3. Beoordeling van het middel
3.1. Belanghebbende, een beursgenoteerde vennootschap, heeft in 1995 aan bij haar in dienst zijnde werknemers opties toegekend op uit te geven gewone aandelen in de eigen vennootschap, met een uitoefenprijs gelijk aan de beurskoers ten tijde van de toekenning. Te dier zake is bij het personeel van belanghebbende f 142.830 als loon in aanmerking genomen, welk bedrag gelijk is aan 7,5% van de waarde van een met de optierechten overeenkomende hoeveelheid aandelen in belanghebbende op het moment van toekenning. De werkelijke waarde van de optierechten op het moment van toekenning daarvan bedroeg f 525.918.
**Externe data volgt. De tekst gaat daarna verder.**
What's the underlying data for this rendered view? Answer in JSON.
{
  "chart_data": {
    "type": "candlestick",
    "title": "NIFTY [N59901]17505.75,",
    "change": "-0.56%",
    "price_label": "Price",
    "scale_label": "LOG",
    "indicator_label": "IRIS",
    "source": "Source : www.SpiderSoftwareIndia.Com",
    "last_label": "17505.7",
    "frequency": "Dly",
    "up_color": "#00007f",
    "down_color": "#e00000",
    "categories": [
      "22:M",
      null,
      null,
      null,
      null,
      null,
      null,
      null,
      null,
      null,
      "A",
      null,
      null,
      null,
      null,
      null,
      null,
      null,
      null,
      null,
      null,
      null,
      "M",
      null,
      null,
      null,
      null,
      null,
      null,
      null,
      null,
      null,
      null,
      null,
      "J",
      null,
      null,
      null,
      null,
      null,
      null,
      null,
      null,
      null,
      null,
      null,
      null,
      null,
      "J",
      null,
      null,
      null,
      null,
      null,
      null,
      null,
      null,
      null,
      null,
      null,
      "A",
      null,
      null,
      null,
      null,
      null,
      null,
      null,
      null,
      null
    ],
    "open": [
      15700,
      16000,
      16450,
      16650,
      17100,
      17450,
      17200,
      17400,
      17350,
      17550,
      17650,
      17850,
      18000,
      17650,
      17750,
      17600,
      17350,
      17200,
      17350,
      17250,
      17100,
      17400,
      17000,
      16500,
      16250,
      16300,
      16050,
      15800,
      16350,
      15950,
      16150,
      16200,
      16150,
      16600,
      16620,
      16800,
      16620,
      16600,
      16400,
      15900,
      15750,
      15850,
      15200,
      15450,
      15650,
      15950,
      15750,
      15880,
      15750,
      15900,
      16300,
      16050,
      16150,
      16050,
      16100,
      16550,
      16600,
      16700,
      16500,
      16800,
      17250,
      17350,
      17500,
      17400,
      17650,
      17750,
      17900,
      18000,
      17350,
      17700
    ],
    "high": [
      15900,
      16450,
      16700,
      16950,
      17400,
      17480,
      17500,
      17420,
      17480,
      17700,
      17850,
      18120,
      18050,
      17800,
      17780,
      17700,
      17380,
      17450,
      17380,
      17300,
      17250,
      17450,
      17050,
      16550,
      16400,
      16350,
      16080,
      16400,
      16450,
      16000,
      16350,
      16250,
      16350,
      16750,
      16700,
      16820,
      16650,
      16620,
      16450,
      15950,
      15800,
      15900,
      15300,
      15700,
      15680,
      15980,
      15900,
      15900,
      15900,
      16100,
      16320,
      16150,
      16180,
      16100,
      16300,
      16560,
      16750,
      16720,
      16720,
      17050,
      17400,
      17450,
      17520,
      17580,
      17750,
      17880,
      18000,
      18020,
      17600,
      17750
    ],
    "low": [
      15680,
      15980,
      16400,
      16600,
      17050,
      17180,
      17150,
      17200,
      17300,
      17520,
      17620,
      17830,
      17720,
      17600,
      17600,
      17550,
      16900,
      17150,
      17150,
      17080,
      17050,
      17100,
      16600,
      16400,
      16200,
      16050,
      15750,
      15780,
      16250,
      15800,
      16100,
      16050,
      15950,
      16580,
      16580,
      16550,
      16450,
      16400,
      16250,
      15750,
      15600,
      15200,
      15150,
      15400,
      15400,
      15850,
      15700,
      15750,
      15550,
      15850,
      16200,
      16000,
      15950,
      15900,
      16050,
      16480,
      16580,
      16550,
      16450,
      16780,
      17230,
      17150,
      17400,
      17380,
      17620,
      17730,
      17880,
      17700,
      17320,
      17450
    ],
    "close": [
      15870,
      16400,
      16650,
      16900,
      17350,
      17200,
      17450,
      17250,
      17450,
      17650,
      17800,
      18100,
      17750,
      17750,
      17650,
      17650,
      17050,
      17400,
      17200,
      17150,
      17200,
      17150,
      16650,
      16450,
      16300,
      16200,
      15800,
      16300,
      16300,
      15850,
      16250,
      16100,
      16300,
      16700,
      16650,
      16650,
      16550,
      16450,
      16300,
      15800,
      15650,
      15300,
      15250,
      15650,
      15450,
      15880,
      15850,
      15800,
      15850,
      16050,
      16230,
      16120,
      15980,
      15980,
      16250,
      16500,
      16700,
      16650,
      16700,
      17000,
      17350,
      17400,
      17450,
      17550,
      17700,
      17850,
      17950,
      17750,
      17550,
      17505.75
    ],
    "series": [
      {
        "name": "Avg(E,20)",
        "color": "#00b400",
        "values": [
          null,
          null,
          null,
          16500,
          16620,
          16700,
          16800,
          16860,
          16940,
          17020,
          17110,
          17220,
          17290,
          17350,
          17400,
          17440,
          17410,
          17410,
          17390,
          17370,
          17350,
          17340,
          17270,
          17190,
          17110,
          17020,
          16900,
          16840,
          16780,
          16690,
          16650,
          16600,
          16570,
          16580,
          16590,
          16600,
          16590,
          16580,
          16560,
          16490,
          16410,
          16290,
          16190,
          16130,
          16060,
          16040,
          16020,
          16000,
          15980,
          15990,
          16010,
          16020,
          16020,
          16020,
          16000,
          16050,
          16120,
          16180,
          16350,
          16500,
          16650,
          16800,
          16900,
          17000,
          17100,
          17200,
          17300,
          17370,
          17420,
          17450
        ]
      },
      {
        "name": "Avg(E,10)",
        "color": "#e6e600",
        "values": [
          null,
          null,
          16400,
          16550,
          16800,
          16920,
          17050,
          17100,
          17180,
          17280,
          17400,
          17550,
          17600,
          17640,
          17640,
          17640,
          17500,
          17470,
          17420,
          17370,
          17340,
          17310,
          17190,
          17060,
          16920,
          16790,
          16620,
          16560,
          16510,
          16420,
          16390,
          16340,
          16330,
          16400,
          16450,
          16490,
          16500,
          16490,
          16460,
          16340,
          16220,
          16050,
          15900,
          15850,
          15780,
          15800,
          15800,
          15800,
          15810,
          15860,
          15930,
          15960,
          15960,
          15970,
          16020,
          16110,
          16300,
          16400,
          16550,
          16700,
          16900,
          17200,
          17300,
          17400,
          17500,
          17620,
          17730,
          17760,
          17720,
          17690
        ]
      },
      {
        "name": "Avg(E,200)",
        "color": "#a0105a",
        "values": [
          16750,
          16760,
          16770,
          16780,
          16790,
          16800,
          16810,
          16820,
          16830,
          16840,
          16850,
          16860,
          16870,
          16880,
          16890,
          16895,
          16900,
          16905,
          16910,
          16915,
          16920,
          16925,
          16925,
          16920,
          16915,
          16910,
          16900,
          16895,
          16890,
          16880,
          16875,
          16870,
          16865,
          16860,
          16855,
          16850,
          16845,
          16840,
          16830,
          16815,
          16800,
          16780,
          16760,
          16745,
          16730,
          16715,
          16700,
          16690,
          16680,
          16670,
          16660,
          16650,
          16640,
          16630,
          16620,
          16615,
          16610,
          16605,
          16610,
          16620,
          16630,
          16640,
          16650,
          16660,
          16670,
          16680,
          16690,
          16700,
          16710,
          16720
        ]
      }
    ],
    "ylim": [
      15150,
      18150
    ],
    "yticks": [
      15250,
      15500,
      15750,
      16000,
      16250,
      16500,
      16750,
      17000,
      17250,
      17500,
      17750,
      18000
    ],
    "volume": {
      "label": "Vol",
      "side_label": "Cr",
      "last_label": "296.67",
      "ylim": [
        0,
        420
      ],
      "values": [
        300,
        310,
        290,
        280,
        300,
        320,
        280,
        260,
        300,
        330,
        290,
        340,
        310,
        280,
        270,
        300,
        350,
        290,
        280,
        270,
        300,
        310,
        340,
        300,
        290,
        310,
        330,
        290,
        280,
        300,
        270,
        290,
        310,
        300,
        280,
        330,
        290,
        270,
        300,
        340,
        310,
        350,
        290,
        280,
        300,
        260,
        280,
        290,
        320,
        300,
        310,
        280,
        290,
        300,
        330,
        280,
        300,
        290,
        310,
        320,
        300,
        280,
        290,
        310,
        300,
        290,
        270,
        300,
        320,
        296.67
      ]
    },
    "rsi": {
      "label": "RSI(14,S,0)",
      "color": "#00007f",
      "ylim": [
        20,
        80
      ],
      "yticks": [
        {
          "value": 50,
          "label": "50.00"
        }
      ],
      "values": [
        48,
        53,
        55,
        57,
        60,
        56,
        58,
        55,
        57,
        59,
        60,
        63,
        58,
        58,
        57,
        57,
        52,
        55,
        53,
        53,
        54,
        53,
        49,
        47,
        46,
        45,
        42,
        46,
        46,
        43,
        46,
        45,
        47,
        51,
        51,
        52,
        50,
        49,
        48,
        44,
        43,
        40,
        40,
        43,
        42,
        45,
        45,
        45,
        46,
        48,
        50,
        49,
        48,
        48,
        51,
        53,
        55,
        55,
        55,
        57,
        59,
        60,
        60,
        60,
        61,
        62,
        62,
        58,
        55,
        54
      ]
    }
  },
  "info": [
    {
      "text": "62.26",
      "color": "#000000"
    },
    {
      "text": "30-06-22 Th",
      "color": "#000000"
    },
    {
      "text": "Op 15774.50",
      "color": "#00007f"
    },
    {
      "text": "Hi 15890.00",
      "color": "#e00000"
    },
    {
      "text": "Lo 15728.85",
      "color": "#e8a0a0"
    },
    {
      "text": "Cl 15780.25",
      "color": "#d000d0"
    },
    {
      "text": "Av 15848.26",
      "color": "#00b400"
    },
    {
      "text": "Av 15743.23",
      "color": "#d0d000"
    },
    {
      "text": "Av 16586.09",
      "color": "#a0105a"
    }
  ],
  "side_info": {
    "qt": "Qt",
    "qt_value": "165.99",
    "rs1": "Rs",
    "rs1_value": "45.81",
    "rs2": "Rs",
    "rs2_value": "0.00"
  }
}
3.2. Het Hof heeft geoordeeld dat artikel 9, lid 1, aanhef en letter i, van de Wet op de vennootschapsbelasting 1969 (tekst 1995) verhindert dat ter zake van de toekenning van de werknemersopties bij belanghebbende een hoger bedrag in aftrek wordt gebracht dan bij het personeel te dier zake in aanmerking is genomen. Tegen dit oordeel keert zich het middel. Het wordt echter tevergeefs voorgesteld. De tekst van artikel 9, lid 1, letter i, houdt een niet voor tweeërlei uitleg vatbaar waarderingsvoorschrift in voor de in aanmerking te nemen aftrek. Dit voorschrift zou zinloos zijn indien zou worden aangenomen, zoals belanghebbende bepleit, dat op grond van de aanhef van artikel 9, lid 1, ter zake van de toekenning van de optierechten mede een ander bedrag in aftrek kan worden gebracht.
4. Proceskosten
De Hoge Raad acht geen termen aanwezig voor een veroordeling in de proceskosten.
5. Beslissing
De Hoge Raad verklaart het beroep ongegrond.
Dit arrest is gewezen door de vice-president G.J. Zuurmond als voorzitter, en de raadsheren F.W.G.M. van Brunschot, D.G. van Vliet, P. Lourens en J.C. van Oven, in tegenwoordigheid van de waarnemend griffier W.G. Heesakkers-Kamerbeek, en in het openbaar uitgesproken op 30 november 2001.